Tyle, że niektórzy właściciele kilkuletnich samochodów wyposażonych w układy SCR (wymagające tankowania AdBlue) zauważyli nagle, że dotąd jedno napełnienie zbiornika wystarczało im na, dajmy na to, 20 tys. km, a teraz co 3 tys. km trzeba uzupełnić poziom tej substancji. Jeśli tak się dzieje, to znaczy, że samochód został poddany akcji serwisowej. Otóż pierwsze samochody osobowe z układami SCR nierzadko były fabrycznie konfigurowane tak, by układ działał tylko w szczególnych okolicznościach, np. podczas pomiarów homologacyjnych samochodu. W realnym ruchu drogowym układ „coś tam robił”, jednak priorytetem było nieprzeszkadzanie kierowcy. Skoro płynu AdBlue ubywało powoli, to i zbiornik mógł być mały. Tymczasem po tzw. aferze spalinowej różne organizacje zaczęły badać w realnych warunkach różne samochody i okazało się, że emitują one wielokrotnie więcej tlenków azotu niż powinny. Producenci zostali zmuszeni do przeprowadzenia „akcji naprawczych”. Zwykle polegało to na aktualizacji oprogramowania, w rezultacie odtąd układy dozujące AdBlue nie pracowały już na pół gwizdka tylko tak, jak powinny. Adblue po takiej aktualizacji zużywa się więcej, a skoro zbiornik jest mały (czytaj: za mały), to trzeba go napełniać częściej. Jeśli auto podlegające akcji naprawczej trafia do autoryzowanego serwisu, to prawie na pewno korekta zostanie przeprowadzona, być może nawet bez wcześniejszej konsultacji z właścicielem. Dowie się on o tym „po wykonaniu zadania”.

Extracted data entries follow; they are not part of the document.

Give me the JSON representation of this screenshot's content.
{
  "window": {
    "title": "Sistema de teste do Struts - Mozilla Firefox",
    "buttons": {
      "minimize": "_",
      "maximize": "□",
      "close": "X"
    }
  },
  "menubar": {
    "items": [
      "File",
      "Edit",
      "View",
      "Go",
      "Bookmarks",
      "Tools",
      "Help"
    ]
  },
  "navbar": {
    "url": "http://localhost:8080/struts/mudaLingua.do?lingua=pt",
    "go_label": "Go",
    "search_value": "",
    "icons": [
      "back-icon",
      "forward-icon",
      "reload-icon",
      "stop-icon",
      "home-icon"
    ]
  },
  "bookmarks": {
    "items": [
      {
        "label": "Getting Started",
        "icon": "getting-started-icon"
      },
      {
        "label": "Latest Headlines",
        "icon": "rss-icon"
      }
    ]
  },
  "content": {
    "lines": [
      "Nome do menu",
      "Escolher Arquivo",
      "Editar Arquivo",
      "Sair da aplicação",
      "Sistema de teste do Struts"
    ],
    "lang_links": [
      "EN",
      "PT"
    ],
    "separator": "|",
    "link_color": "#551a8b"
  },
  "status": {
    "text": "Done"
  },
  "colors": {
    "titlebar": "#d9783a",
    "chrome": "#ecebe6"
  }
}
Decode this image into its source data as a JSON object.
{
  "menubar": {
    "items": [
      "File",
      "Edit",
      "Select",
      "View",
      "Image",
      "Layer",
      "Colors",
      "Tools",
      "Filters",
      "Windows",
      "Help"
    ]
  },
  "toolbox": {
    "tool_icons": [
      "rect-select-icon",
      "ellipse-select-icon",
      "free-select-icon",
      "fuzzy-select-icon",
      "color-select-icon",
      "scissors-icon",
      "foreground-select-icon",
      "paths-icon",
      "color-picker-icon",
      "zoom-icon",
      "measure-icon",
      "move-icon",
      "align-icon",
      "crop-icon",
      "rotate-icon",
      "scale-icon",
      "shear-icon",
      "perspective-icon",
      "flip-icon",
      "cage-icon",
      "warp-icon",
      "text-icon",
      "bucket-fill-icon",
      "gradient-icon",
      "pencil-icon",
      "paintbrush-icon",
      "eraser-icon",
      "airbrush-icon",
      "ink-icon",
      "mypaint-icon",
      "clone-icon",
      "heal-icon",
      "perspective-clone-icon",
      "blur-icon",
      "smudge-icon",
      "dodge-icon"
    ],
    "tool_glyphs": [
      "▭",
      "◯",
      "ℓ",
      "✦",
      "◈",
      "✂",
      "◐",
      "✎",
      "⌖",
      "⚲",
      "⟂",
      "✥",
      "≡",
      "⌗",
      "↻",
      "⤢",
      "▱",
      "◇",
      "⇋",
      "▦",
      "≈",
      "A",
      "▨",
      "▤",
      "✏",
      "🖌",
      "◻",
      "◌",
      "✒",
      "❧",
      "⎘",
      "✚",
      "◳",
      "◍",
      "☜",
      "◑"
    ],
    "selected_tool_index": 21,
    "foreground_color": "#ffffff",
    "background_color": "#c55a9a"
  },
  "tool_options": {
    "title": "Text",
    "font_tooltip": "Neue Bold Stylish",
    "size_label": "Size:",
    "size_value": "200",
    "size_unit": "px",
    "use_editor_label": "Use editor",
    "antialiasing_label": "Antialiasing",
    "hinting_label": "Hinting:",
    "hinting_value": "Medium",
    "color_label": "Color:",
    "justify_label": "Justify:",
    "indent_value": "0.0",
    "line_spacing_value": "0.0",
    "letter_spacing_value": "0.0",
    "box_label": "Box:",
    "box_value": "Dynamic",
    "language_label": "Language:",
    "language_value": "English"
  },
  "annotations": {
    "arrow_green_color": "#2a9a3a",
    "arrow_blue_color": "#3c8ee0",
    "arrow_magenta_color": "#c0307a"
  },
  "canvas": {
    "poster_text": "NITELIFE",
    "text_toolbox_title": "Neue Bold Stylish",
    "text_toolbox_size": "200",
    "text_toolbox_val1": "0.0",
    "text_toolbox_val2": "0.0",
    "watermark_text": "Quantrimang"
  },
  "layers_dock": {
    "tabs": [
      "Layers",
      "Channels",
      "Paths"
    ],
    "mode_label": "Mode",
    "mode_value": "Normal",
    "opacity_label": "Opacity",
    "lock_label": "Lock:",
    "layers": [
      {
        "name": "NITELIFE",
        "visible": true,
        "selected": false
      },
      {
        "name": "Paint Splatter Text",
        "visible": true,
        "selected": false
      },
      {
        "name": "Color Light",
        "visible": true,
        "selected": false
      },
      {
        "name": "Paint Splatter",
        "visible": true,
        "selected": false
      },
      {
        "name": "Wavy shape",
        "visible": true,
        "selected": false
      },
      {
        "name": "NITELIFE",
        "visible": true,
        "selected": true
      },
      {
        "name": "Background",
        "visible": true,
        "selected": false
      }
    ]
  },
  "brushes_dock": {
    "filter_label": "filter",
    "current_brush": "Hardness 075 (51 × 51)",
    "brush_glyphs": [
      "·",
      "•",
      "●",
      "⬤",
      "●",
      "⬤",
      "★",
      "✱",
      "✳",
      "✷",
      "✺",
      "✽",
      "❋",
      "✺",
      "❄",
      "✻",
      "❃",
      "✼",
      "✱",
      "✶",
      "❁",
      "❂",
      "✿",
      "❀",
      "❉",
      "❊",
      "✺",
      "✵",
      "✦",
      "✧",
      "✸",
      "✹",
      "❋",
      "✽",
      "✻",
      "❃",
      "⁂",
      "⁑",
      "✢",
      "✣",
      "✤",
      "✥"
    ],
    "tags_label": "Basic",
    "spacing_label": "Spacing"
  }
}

Na szczęście tankowanie AdBlue to nie jest duży koszt, a jedynie kłopot. W każdym razie jeśli po wizycie w serwisie dilerskim wasz samochód nagle zaczął zużywać wyraźnie więcej AdBlue niż dotąd, prawdopodobnie nie jest to awaria, tylko… objaw prawidłowego działania układu. Na pocieszenie można powiedzieć, że płyn AdBlue, który jest wymieniany częściej, sprawia mniej problemów, np. wykazuje mniejszą tendencję do krystalizacji będącej przyczyną kosztownych problemów serwisowych.